Pixel Codejatimnow.com

Apersi Minta Relaksasi Izin Pembangunan Rumah Subsidi dan Nonsubsidi

Editor : Narendra Bakrie  Reporter : Farizal Tito
Rakerda ke-VI Apersi Jatim di Golden Tulip Holland Resort Batu, Kamis (18/11/2021)
Rakerda ke-VI Apersi Jatim di Golden Tulip Holland Resort Batu, Kamis (18/11/2021)

Kota Batu - Asosiasi Pengembang Perumahan dan Permukiman Seluruh Indonesia (Apersi) meminta relaksasi izin pembangunan rumah subsidi dan juga rumah nonsubsidi.

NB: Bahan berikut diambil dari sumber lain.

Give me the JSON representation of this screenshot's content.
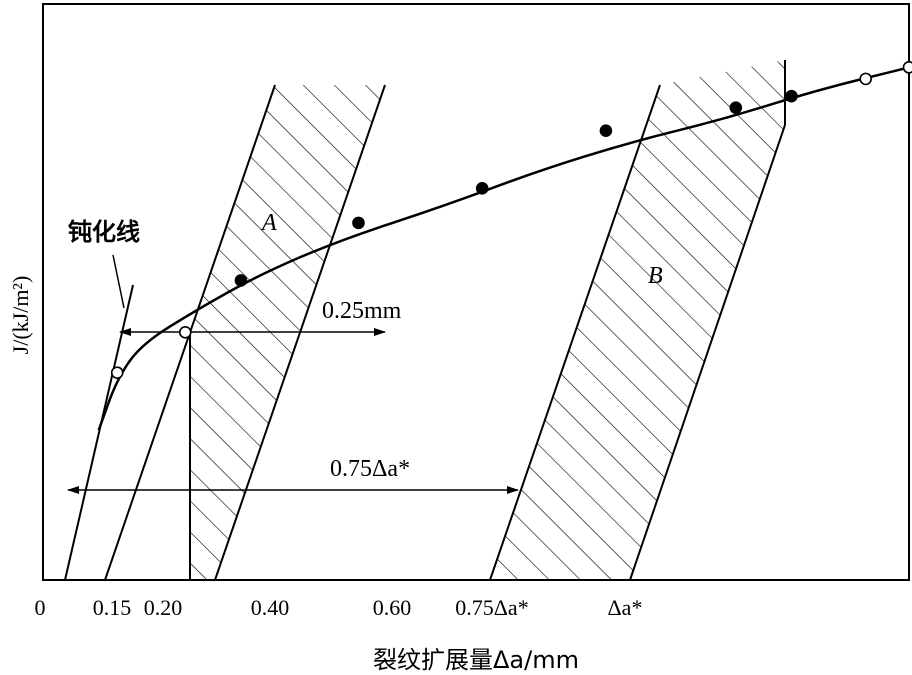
{
  "chart_data": {
    "type": "scatter",
    "title": "",
    "ylabel": "J/(kJ/m²)",
    "xlabel": "裂纹扩展量Δa/mm",
    "x_ticks": [
      "0",
      "0.15",
      "0.20",
      "0.40",
      "0.60",
      "0.75Δa*",
      "Δa*"
    ],
    "x_tick_values": [
      0,
      0.15,
      0.2,
      0.4,
      0.6,
      0.75,
      1.0
    ],
    "xlim": [
      0,
      1.4
    ],
    "ylim": [
      0,
      1
    ],
    "grid": false,
    "blunting_label": "钝化线",
    "regions": [
      {
        "label": "A",
        "x_start": 0.25,
        "x_end": 0.5
      },
      {
        "label": "B",
        "x_start": 0.75,
        "x_end": 1.0
      }
    ],
    "annotations": {
      "offset_025": "0.25mm",
      "offset_075": "0.75Δa*"
    },
    "series": [
      {
        "marker": "filled",
        "points": [
          [
            0.32,
            0.52
          ],
          [
            0.51,
            0.62
          ],
          [
            0.71,
            0.68
          ],
          [
            0.91,
            0.78
          ],
          [
            1.12,
            0.82
          ],
          [
            1.21,
            0.84
          ]
        ]
      },
      {
        "marker": "open",
        "points": [
          [
            0.12,
            0.36
          ],
          [
            0.23,
            0.43
          ],
          [
            1.33,
            0.87
          ],
          [
            1.4,
            0.89
          ]
        ]
      }
    ],
    "curve": [
      [
        0.09,
        0.26
      ],
      [
        0.12,
        0.35
      ],
      [
        0.16,
        0.41
      ],
      [
        0.25,
        0.47
      ],
      [
        0.35,
        0.53
      ],
      [
        0.48,
        0.59
      ],
      [
        0.65,
        0.65
      ],
      [
        0.8,
        0.71
      ],
      [
        0.95,
        0.76
      ],
      [
        1.1,
        0.8
      ],
      [
        1.25,
        0.85
      ],
      [
        1.4,
        0.89
      ]
    ]
  },
  "colors": {
    "ink": "#000000",
    "background": "#ffffff"
  }
}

Sebab peralihan dari Izin Membangun Bangunan (IMB) menjadi Persetujuan Bangunan Gedung (PBG) yang merupakan bagian dari Undang-undang Cipta Kerja (UU Cipta Kerja) ternyata belum bisa berjalan.

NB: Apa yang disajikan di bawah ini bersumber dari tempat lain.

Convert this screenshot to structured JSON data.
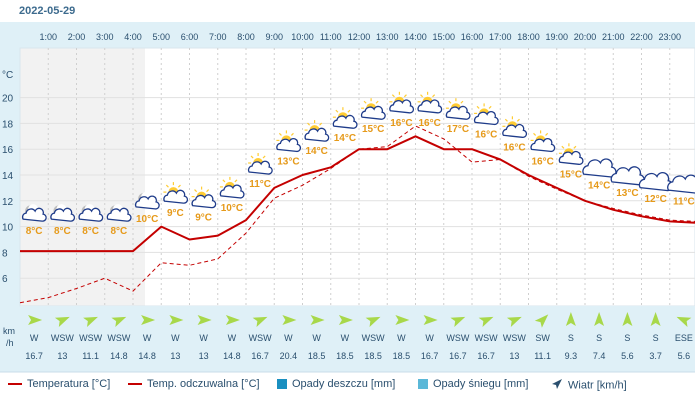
{
  "date": "2022-05-29",
  "colors": {
    "temperature": "#c40000",
    "feels_like": "#c40000",
    "rain": "#1a8fc0",
    "snow": "#5bb8d8",
    "wind": "#2a4f6e",
    "label": "#e69a1a",
    "wind_arrow": "#a8d84a"
  },
  "chart_data": {
    "type": "line",
    "x": [
      "1:00",
      "2:00",
      "3:00",
      "4:00",
      "5:00",
      "6:00",
      "7:00",
      "8:00",
      "9:00",
      "10:00",
      "11:00",
      "12:00",
      "13:00",
      "14:00",
      "15:00",
      "16:00",
      "17:00",
      "18:00",
      "19:00",
      "20:00",
      "21:00",
      "22:00",
      "23:00"
    ],
    "yunit": "°C",
    "yticks": [
      6,
      8,
      10,
      12,
      14,
      16,
      18,
      20
    ],
    "ylim": [
      4,
      22
    ],
    "series": [
      {
        "name": "Temperatura [°C]",
        "style": "solid",
        "values": [
          8.1,
          8.1,
          8.1,
          8.1,
          10.0,
          9.0,
          9.3,
          10.5,
          13.0,
          14.0,
          14.6,
          16.0,
          16.0,
          17.0,
          16.0,
          16.0,
          15.2,
          14.0,
          13.0,
          12.0,
          11.3,
          10.8,
          10.4
        ]
      },
      {
        "name": "Temp. odczuwalna [°C]",
        "style": "dashed",
        "values": [
          4.5,
          5.2,
          6.0,
          5.0,
          7.2,
          7.0,
          7.5,
          9.5,
          12.2,
          13.2,
          14.5,
          16.0,
          16.2,
          17.8,
          16.8,
          15.0,
          15.2,
          13.9,
          12.9,
          12.0,
          11.4,
          10.9,
          10.5
        ]
      }
    ],
    "temp_labels": [
      "8°C",
      "8°C",
      "8°C",
      "8°C",
      "10°C",
      "9°C",
      "9°C",
      "10°C",
      "11°C",
      "13°C",
      "14°C",
      "14°C",
      "15°C",
      "16°C",
      "16°C",
      "17°C",
      "16°C",
      "16°C",
      "16°C",
      "15°C",
      "14°C",
      "13°C",
      "12°C",
      "11°C"
    ],
    "weather_icons": [
      "moon-cloud-icon",
      "moon-cloud-icon",
      "moon-cloud-icon",
      "moon-cloud-icon",
      "moon-cloud-icon",
      "sun-cloud-icon",
      "sun-cloud-icon",
      "sun-cloud-icon",
      "sun-cloud-icon",
      "sun-cloud-icon",
      "sun-cloud-icon",
      "sun-cloud-icon",
      "sun-cloud-icon",
      "sun-cloud-icon",
      "sun-cloud-icon",
      "sun-cloud-icon",
      "sun-cloud-icon",
      "sun-cloud-icon",
      "sun-cloud-icon",
      "sun-cloud-icon",
      "cloud-icon",
      "cloud-icon",
      "cloud-icon",
      "cloud-icon"
    ],
    "wind_unit": "km/h",
    "wind_dir": [
      "W",
      "WSW",
      "WSW",
      "WSW",
      "W",
      "W",
      "W",
      "W",
      "WSW",
      "W",
      "W",
      "W",
      "WSW",
      "W",
      "W",
      "WSW",
      "WSW",
      "WSW",
      "SW",
      "S",
      "S",
      "S",
      "S",
      "ESE"
    ],
    "wind_speed": [
      "16.7",
      "13",
      "11.1",
      "14.8",
      "14.8",
      "13",
      "13",
      "14.8",
      "16.7",
      "20.4",
      "18.5",
      "18.5",
      "18.5",
      "18.5",
      "16.7",
      "16.7",
      "16.7",
      "13",
      "11.1",
      "9.3",
      "7.4",
      "5.6",
      "3.7",
      "5.6"
    ],
    "legend": [
      {
        "label": "Temperatura [°C]",
        "kind": "line"
      },
      {
        "label": "Temp. odczuwalna [°C]",
        "kind": "line"
      },
      {
        "label": "Opady deszczu [mm]",
        "kind": "box"
      },
      {
        "label": "Opady śniegu [mm]",
        "kind": "box"
      },
      {
        "label": "Wiatr [km/h]",
        "kind": "arrow"
      }
    ]
  }
}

Ketua Umum DPP Apersi Junaidi Abdillah mengungkapkan bahwa Apersi terdiri dari 3.500 pengembang dan 300 anggota di Jatim. Banyak anggotanya mengeluhkan pembangunan mengalami stagnasi karena aturan perizinan tersebut.

Bahkan dia mensinyalir saat ini sudah terjadi kemandekan pasokan pembangunan rumah.

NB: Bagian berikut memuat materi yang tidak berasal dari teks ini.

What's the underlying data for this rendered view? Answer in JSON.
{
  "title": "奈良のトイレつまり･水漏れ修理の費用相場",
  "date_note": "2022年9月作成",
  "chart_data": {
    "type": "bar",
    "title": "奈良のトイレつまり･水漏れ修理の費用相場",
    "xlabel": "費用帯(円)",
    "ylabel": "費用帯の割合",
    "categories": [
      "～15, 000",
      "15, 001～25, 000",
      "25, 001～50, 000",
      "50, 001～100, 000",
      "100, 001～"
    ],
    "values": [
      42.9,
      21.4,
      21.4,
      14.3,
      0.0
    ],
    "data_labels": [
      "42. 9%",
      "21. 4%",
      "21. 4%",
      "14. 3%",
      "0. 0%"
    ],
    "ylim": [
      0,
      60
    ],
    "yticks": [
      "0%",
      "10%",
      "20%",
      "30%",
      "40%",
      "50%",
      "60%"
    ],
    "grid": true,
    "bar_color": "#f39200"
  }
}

Menurut Junaidi, PBG merupakan amanat UU Cipta Kerja dan otomatis aturan IMB menjadi gugur. Sayangnya, saat ini pemerintah daerah belum siap dan tidak sejalan dengan kebijakan pemerintah pusat.

"Kami harap akan adanya relaksasi PBG, apapun rekayasanya yang penting tidak melanggar hukum. Kalau ini tidak dilaksanakan perkiraan saya satu tahun setengah backlog kebutuhan rumah yang tidak bisa diproduksi," ungkapnya di sela Rakerda ke-VI Apersi Jatim di Golden Tulip Holland Resort Kota Batu, Kamis (18/11/2021).

Junaidi menambahkan, aturan di pemerintah pusat tidak mudah diterapkan di sejumlah daerah karena ada peraturan pemerintah daerah. Sehingga perizinan membutuhkan waktu lebih dari setahun karena perubahan aturan ini.

"Perda-nya belum ada. Hasilnya banyak anggota kami yang proyeknya tertunda. Untuk membuat Perda itu butuh waktu dan jika PBG belum bisa dilakukan maka produksi unit rumah atau pasokan akan terhambat," tegasnya.

Junaidi juga menyebut, kondisi perekonomian yang sudah membaik dan berjalan kondusif di tengah pandemi sejak awal tahun ini akan percuma.

"Sektor properti itu menggerakkan perekonomian dan memiliki efek domino yang mendorong sektor lain bergerak," tambahnya.

Baca juga:
Ponpes Kediri Tempat Santri Banyuwangi yang Tewas Dianiaya Ternyata Tak Berizin

Junaidi mengaku, anggota Apersi banyak yang kebingungan saat ini. Untuk itu Apersi berharap kepada lintas kementerian seperti Kementerian PUPR, Kementerian Lingkungan Hidup dan Kehutanan (KLHK), Kementerian Dalam Negeri (Kemdagri), Kementerian ATR/BPN, Kementerian Investasi/BKPM yang mengurusi soal ini segera menyelesaikannya.

"Kita sebagai pengembang itu butuh kepastian, kepastian bisnis. Menurut saya, bukan hanya pengembang saja yang terganggu bisnisnya, perbankan pun akan terganggu realisasi penyaluran kredit KPR-nya," terang dia.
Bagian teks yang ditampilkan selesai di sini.